As the months passed, my senses blurred into the high alert status of a hunted wild animal with my ears swiveling to every sound. At night, convulsive nightmares startled me awake; vividly, they seem to reflect my dread of each day. Mostly, I feared Mrs. Fields. She'd seize my overall suspenders from the back, and drag me across the bed, pull down my pants and blister my buttocks with her large wood paddle; the pain paralyzed me." Ralph's voice lowered as he spoke. "At some point, I even stopped crying. Her talk puzzled me, made me feel edgy. She whispered stories about her woman friend who also kept homeless boys and described how she played with them.
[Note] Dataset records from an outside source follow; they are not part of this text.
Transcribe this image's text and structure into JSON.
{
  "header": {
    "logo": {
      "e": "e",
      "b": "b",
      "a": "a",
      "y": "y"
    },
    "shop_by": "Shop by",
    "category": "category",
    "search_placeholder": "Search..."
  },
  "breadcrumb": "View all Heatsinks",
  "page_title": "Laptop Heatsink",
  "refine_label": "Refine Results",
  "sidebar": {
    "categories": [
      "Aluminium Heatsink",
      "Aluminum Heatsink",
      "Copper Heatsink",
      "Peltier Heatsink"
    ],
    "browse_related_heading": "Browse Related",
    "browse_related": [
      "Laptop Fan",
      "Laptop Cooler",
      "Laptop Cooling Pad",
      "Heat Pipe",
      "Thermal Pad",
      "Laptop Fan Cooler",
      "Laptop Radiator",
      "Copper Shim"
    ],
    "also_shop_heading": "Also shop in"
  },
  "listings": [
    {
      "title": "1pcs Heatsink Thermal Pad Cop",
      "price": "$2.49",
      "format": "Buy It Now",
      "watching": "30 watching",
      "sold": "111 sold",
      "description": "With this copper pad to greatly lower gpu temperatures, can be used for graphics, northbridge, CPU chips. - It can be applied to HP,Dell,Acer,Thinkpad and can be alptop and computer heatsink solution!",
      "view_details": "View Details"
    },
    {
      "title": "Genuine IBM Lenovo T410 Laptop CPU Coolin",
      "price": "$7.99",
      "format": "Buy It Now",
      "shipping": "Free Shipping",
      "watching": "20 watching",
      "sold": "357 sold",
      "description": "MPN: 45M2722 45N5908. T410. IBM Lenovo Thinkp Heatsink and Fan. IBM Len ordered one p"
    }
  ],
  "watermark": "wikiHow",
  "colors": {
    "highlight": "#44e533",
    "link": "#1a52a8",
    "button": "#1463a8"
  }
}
I still did not know what she meant until one night when Mr. Fields was at work, she pulled me into her bed and placed her hand over my mouth.
Not long after this, I heard her tell her husband she wanted to get rid of us; still not long after that, I was hurt from her beating, when I seized my little sister's hand, took the path around the gravel pit, ran past the school house and crossed under the railroad tracks for good. I was 11 1/2 years old." Ralph added, "Nightmares from those two years have plagued me all my life."